Speaker notes: This is the full pipeline. Note the feedback loop from verification back to implementation — failures become new tasks, not blockers. Most features verify on the first pass. Complex changes sometimes take 2-3 iterations. The system handles both. Also note: you enter wherever makes sense. Not everything needs an ADR. A small bug fix can start at planning. The lifecycle is a directed graph, not a rigid waterfall.

Slide 10: Encoding Your Standards

Speaker notes: This is the most generalizable takeaway. You don't need a custom system. You need a file that describes what "good" looks like in your codebase. Language conventions, architecture rules, quality thresholds. Put it where the AI reads it. The same file works across different AI tools — because the leverage is in the standards, not the tool.

Slide 11: Reference Code — Solving the Cold Start

Speaker notes: This is the practical complement to the standards file. Standards are rules — "use early returns," "repository pattern for data access." Reference code is examples — here's what that actually looks like in our stack. The cold start problem is real. On a brand new project, AI has nothing to pattern-match against and the output is generic. The fix is simple: pull in a repo that represents how you build, or seed the project with one well-structured module. AI extrapolates from examples far better than it interprets abstract rules. The combination — standards for constraints, reference code for patterns — is what produces consistent, high-quality output from day one.

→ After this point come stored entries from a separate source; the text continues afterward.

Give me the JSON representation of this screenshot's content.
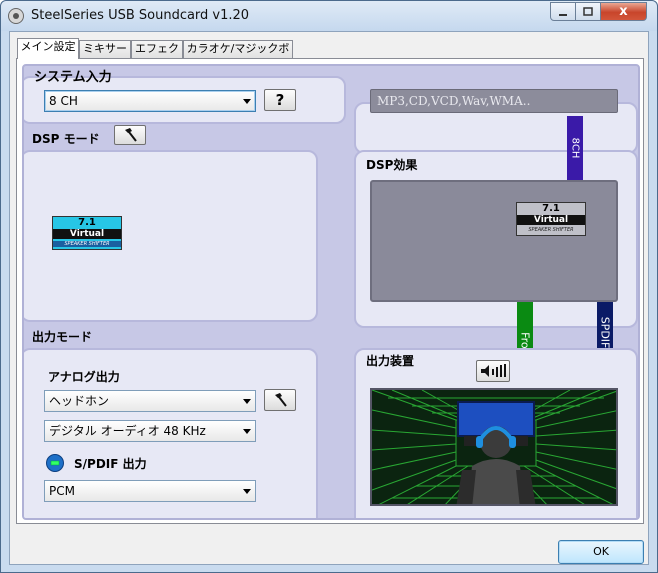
{
  "window": {
    "title": "SteelSeries USB Soundcard v1.20",
    "close_label": "x"
  },
  "tabs": [
    {
      "label": "メイン設定"
    },
    {
      "label": "ミキサー"
    },
    {
      "label": "エフェクト"
    },
    {
      "label": "カラオケ/マジックボイス"
    }
  ],
  "system_input": {
    "label": "システム入力",
    "channel_select": "8 CH",
    "help_label": "?",
    "source_display": "MP3,CD,VCD,Wav,WMA.."
  },
  "dsp_mode": {
    "label": "DSP モード",
    "badge": {
      "number": "7.1",
      "name": "Virtual",
      "sub": "SPEAKER SHIFTER"
    }
  },
  "dsp_effect": {
    "label": "DSP効果",
    "badge": {
      "number": "7.1",
      "name": "Virtual",
      "sub": "SPEAKER SHIFTER"
    }
  },
  "cables": {
    "ch8": "8CH",
    "front": "Front",
    "spdif": "SPDIF OUT"
  },
  "output_mode": {
    "label": "出力モード",
    "analog_label": "アナログ出力",
    "analog_select": "ヘッドホン",
    "digital_select": "デジタル オーディオ 48 KHz",
    "spdif_label": "S/PDIF 出力",
    "spdif_select": "PCM"
  },
  "output_device": {
    "label": "出力装置"
  },
  "footer": {
    "ok_label": "OK"
  },
  "colors": {
    "panel_bg": "#c7c8e6",
    "cable_8ch": "#3a1aa8",
    "cable_front": "#0a8a12",
    "cable_spdif": "#0a1a66",
    "badge_cyan": "#27c6e6"
  }
}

Slide 12: AI Amplifies What's Already There

Speaker notes: This is the slide for skeptics. AI is an amplifier, not a corrective. If your engineering culture is disciplined, AI makes it faster. If it's sloppy, AI makes it sloppier — at machine speed. The question for every team isn't "should we use AI?" It's "do we have the discipline to use it well?" If the answer is no, fix the discipline first. Then the AI becomes leverage instead of liability.

Slide 13: Actionable Takeaways

Speaker notes: Make this practical. Everyone should leave with something they can do immediately. Items 1 and 2 are the minimum viable version — write down what "good" looks like, and give AI an example of what it looks like in practice. The rest follows naturally. The speed stat is real — 400 lines of well-structured, well-tested implementation in 20 minutes — but only because the standards, reference code, and gates were already in place.

Slide 14: Close

Speaker notes: Close with the thesis restated. The lifecycle hasn't changed — it's the same phases we've always agreed on. AI is the mechanism that makes it enforceable, consistently, without fatigue or shortcuts. The discipline is yours. The enforcement is automated. Point people to the blog and course for deeper dives. Open for questions.